Hayat hep öyle yolunda gitmez, bilinir bilmeyen yoktur. Rüzgar yağmur fırtına sandalye uçtu kel açıldı nefes alamaz halde deniz fırsatını bulmuş ele geçirmiş sahili girişmiş seni de gözüne kestirmiş bütün yazın hıncını çıkarırcasına kayalar dur yapma elini bulama öne geçmelerinde.
Ankara’da aşık olmak zor.
Bir itiraz yok yahu kolaydı neredeyse bütün yaşanmış bildiğim bütün yaşanmışlıklar varsa yoksa hepsi Ankara. Şarkı güzel . Ardından bir de Müslüm Yalnızlar Rıhtımı.
İnsanı yarı yoldan çeviriyor rüzgar bu kadar yeter gerisi sonra arkası yarın.
Sokağa çıkmayı seviyor durumdayız; sokakta yaşamayı öyle bir kültür de var uzaktan laf atılacak cevap yine başka bir uzaktan.
Eli tutulmadı mı? Uşüyor bir üşüme geliyor tir tir titriyor çocukluktan kalma gençlikten.Üzülme bu akşamda hava geç kararmayacak gece yine de uzadıkça uzayacak lastik gibi daha da ötesi.

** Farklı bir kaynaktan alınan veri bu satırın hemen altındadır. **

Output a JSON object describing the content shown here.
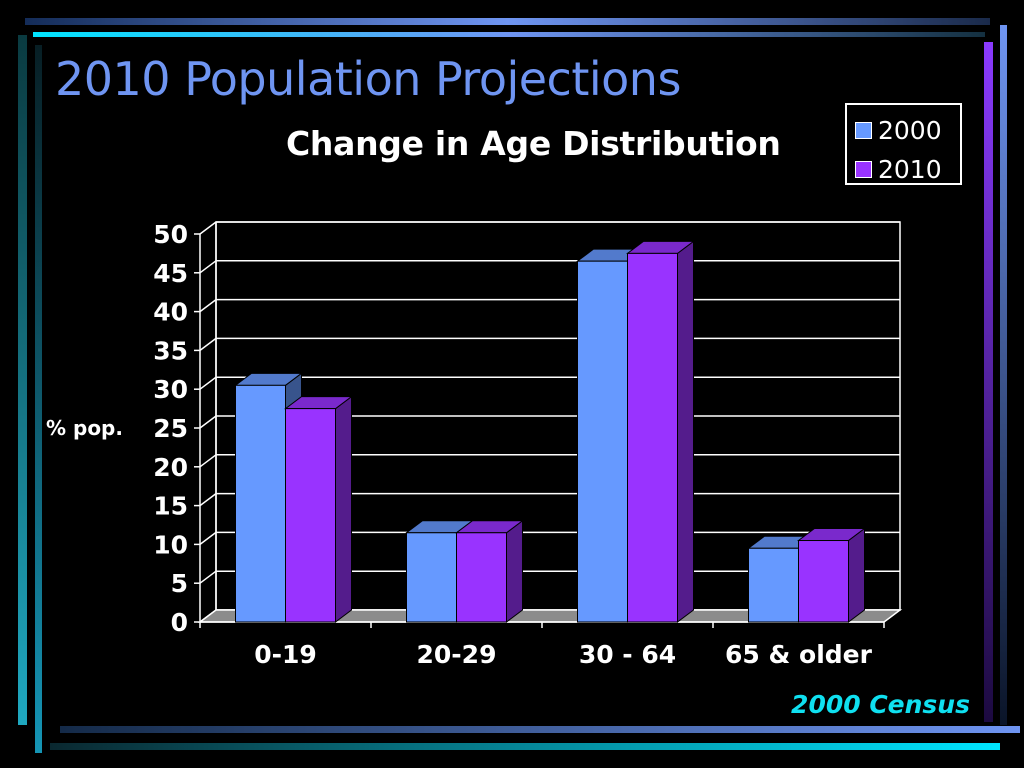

Bana bir şey ver alıp gideyim sıkıştırmasında onca hikayeyi kaptın aldın gittin yol boyu rüzgar hiç birini geri getirmedin ismi neydi unuttum selam söyle. Kırkayakların ayakları tedavi edilecek romatizma karabataklar da tüy boyaması istiyor senenin modası sarı. Bana ne ben kuaför müyüm serzenişi .
Yalnızlar rıhtımı Müslüm’den Sıcacık kahve özlenmiş elinde el tutulmasa üşüyor denize bak gözüme var mı öyle hadi bakalım hırçınlığa mızmızlığa tepinmeye yere yatmalar gidiyoruz a gelivermeler şimdiden eskiden olsa gençlik.